Sorry, but 'x crashed y% of the time' is absolutely meaningless. Crash rates for...

DougWebb · on June 9, 2014

Bridges have a very different quality standard than web browsers do. Chrome doesn't kill you and everyone around you when it crashes.

A better analogy would be bridge designers coming up with a design that required half as much maintenance or half as much material cost to achieve the same factor of safety, or which doubled the expected lifetime of the bridge for the same lifetime cost. Those would be significant improvements in the design, even though eventually the bridge will still have to be replaced (either all at once or piecemeal over its life).

coldtea · on June 9, 2014

>Imagine if 2.5% of all bridges would collapse due to engineering errors and then they'd improve it by a factor of two and hail that as immense progress...

Only software is not like bridges, and crashes happen and do not bring the end of the world.

Imaging having a new fangled machine, called a telephone, in 1930, only 1 in 10 (10%) calls where dropped mid-call. And then they managed to improve it to 2%.

That's not totally unlike how it was back then (heck, the analog telephone network was like that even in the eighties in some countries I know). And yet nobody thought of the phone network as "unusable" (compared to what? some non-existing non-crashing one?), and nobody blamed engineering in general.

Same for the early decades of the fax, same for the early dial-up internet, etc etc.

jacquesm · on June 9, 2014

> Only software is not like bridges, and crashes happen and do not bring the end of the world.

There's a joke about woodpeckers and software engineering that's a long time favorite of mine. I think that the attention to quality of the product is still vastly behind what we expect as normal from other branches of industry.

If a CPU contains a bug all the software guys are screaming blue murder, how was it possible that this several billion part highly timing sensitive design contained a bug that escaped detection during QA. And yet, as software guys we routinely wave off any bugs as though bugs are simply a fact of life and you'd better get used to them (and to the subsequent crashes).

All I'm saying is that there is something wrong about that picture, not that I have the solution, merely that it feels as though we should do better and should strive to do better.
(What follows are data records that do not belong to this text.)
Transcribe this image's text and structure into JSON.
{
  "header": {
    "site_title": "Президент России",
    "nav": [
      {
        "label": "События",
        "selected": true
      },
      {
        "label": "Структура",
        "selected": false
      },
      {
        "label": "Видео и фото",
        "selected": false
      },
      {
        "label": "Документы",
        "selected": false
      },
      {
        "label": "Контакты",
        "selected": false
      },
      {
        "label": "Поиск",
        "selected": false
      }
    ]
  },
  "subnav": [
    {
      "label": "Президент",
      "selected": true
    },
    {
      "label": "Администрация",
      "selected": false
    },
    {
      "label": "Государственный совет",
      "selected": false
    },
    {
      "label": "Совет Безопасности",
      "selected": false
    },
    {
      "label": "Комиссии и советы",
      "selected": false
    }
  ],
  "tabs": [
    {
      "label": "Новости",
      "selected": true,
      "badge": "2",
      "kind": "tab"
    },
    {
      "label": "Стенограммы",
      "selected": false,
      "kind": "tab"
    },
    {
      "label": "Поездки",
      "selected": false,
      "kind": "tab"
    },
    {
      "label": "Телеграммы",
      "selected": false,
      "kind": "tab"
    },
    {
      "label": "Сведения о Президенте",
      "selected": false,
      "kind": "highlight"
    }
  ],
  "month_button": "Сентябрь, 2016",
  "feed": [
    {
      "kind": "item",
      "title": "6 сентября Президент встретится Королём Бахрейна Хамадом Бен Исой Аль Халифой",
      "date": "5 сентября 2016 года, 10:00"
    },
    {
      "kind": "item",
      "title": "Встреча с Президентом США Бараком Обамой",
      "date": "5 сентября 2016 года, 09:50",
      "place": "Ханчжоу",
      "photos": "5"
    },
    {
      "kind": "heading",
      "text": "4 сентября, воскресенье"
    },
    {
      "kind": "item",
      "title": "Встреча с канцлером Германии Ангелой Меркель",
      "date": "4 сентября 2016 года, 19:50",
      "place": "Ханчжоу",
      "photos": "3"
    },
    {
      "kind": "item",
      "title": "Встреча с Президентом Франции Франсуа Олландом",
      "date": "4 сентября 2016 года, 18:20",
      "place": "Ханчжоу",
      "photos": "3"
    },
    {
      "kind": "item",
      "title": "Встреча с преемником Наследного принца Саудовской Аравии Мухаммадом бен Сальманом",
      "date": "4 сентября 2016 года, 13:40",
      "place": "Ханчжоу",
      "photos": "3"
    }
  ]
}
Much better.

The phone is a good example, if only because it's one of the few areas where reliability is top of the requirements list rather than for instance execution speed. That's why it should be no surprise that Erlang has a telecommunications background. It even factors in broken hardware to some extent.

Not exactly 100% relevant or on topic but interesting reading:

http://www.hpl.hp.com/techreports/tandem/TR-85.7.pdf

coldtea · on June 9, 2014

>The phone is a good example, if only because it's one of the few areas where reliability is top of the requirements list rather than for instance execution speed. That's why it should be no surprise that Erlang has a telecommunications background. It even factors in broken hardware to some extent.
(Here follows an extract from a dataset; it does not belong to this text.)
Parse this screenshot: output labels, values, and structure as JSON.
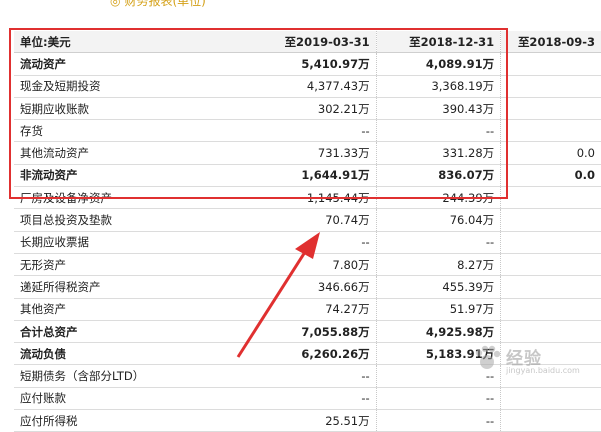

Yes, but my point was it took half a century or more for the phone network to have the reliability we enjoy today.

(Not to mention how the mobile phone network STILL sucks donkeys balls in large parts of the states, including in highly populated urban areas).

jacquesm · on June 9, 2014

Wall half of North America went down due to a power failure the only thing that still worked was the phone network and that included mobile. I don't know your specific situation but to me things like LTE and thousands of simultaneous users of RF based infrastructure (think stadium with a 50K crowd) is (even though I can picture a lot of what's happening behind the scenes) testament to the effort telcos put into delivering the goods to their end users.

Even if it took half a century for the reliability to be 'right up there' what excuse do we have for sofware then? We're getting quite close to that half century.

coldtea · on June 9, 2014

>Even if it took half a century for the reliability to be 'right up there' what excuse do we have for sofware then? We're getting quite close to that half century.

For one, software is an ever-changing thing (new requirements, updates, changes to the OS and libraries etc). Something like a telephone network can basically be deployed and then just maintained.

Second, the complexity of our software stack in a modern OS is many times bigger than the phone network's. And it also plays together, with any random program the user might want to install.

Third, what the software can do now, is amazingly different (and more powerful) than what it did in 1950. E.g real time multiple video/audio stream manipulation with filters, and face recognition and what have you (and that's just on one app -- we're also running 20 others at the same time) -- compared to doing some simple business/math calculations.

Whereas the phone network still basically does the same thing: transfers data from one point to another and routes calls. It's an extremely more narrow field.

wiredfool · on June 9, 2014

The State of Washington has 3 floating bridges, and 1.5 formerly floating bridges that are on the bottom.

(not counting the new 520 bridge, which is not assembled into a bridge shape yet)

pcwalton · on June 9, 2014

> Imagine if 2.5% of all bridges would collapse due to engineering errors and then they'd improve it by a factor of two and hail that as immense progress...

As Justin was saying, most Chrome crashes are due to malware (and Firefox sees similar numbers I believe). Broadly speaking, bridges do not get malware.